Environmentalists and others are understandably outraged by Obama's choice, but that anger would be better directed at the GOP, big industry and mealy-mouthed Democrats who failed to get behind the president's proenvironment platform. Obama's decision to back down from the ozone standards, however unfortunate, needs to be understood in the context of the current economic and political climate.

The Labor Department jobs report, released just before the president nixed the EPA guidelines, was far worse than anyone had predicted. It said, in effect, that no new jobs were created in August. Economists had predicted the report would show that between 60,000 and 90,000 new jobs had been created.

The president, apparently, felt forced to choose between saving jobs or moving ahead on EPA standards that might initially increase industry costs to implement.
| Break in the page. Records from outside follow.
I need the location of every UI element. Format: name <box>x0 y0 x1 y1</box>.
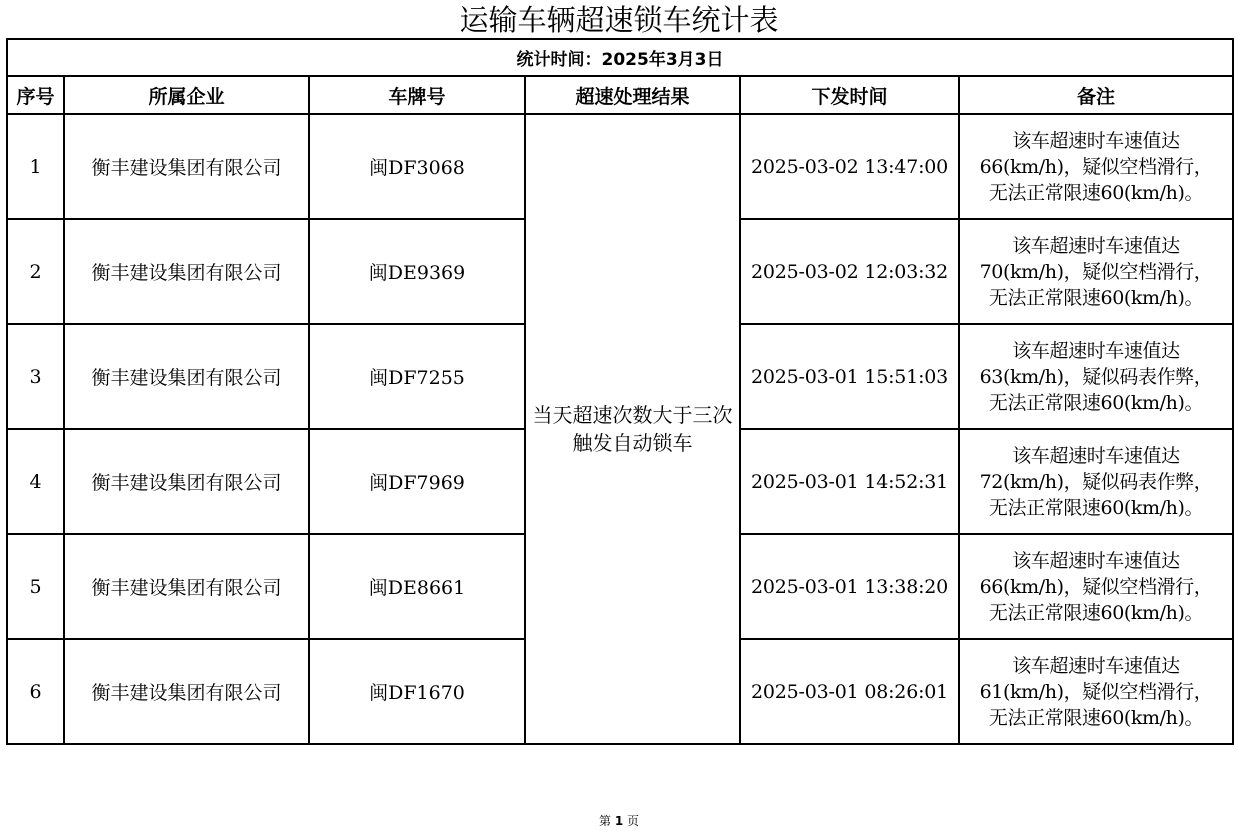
table-row <box>7 114 1233 219</box>
remark-line: 无法正常限速60(km/h)。 <box>988 286 1204 309</box>
remark-line: 61(km/h)，疑似空档滑行， <box>979 680 1213 703</box>
cell-remark <box>959 219 1233 324</box>
cell-remark <box>959 639 1233 744</box>
remark-line: 无法正常限速60(km/h)。 <box>988 391 1204 414</box>
cell-plate: 闽DE9369 <box>309 219 525 324</box>
page-number: 1 <box>614 814 624 828</box>
cell-remark <box>959 534 1233 639</box>
remark-line: 70(km/h)，疑似空档滑行， <box>979 260 1213 283</box>
cell-remark <box>959 429 1233 534</box>
cell-plate: 闽DF1670 <box>309 639 525 744</box>
cell-company: 衡丰建设集团有限公司 <box>64 639 309 744</box>
header-remark: 备注 <box>959 76 1233 114</box>
header-company: 所属企业 <box>64 76 309 114</box>
remark-line: 该车超速时车速值达 <box>1012 654 1180 677</box>
cell-no: 4 <box>7 429 64 534</box>
footer-suffix: 页 <box>627 814 640 828</box>
cell-company: 衡丰建设集团有限公司 <box>64 114 309 219</box>
cell-plate: 闽DE8661 <box>309 534 525 639</box>
remark-line: 63(km/h)，疑似码表作弊， <box>979 365 1213 388</box>
remark-line: 无法正常限速60(km/h)。 <box>988 496 1204 519</box>
cell-no: 3 <box>7 324 64 429</box>
cell-plate: 闽DF7969 <box>309 429 525 534</box>
cell-no: 5 <box>7 534 64 639</box>
cell-remark <box>959 114 1233 219</box>
page-title: 运输车辆超速锁车统计表 <box>459 3 779 37</box>
remark-line: 66(km/h)，疑似空档滑行， <box>979 155 1213 178</box>
header-row <box>7 76 1233 114</box>
remark-line: 该车超速时车速值达 <box>1012 549 1180 572</box>
cell-time: 2025-03-02 13:47:00 <box>740 114 959 219</box>
remark-line: 该车超速时车速值达 <box>1012 339 1180 362</box>
stat-time: 统计时间：2025年3月3日 <box>7 39 1233 76</box>
cell-time: 2025-03-01 13:38:20 <box>740 534 959 639</box>
cell-remark <box>959 324 1233 429</box>
cell-no: 1 <box>7 114 64 219</box>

He also knew it would be political suicide to campaign for reelection on a projobs platform while supporting EPA standards that the GOP claims, however wrongly, would kill jobs.

Obama wisely chose to focus on a new initiative, the American Jobs Act. Unfortunately, GOP leaders, some who'd long been calling the EPA antibusiness, spun Obama's decision as a so-called weak president acquiescing to their power.

It wouldn't be Washington if one party didn't try making political hay out of the other. Does the EPA decision mean that Obama no longer cares about the environment? Of course not. Americans need to remember that the president has strongly backed multiple environmental initiatives, including pushing for more fuel-efficient vehicles.

Good decisions shouldn't be bad for our health, but that's the place the country finds itself in given the bleak economy and polarized political landscape.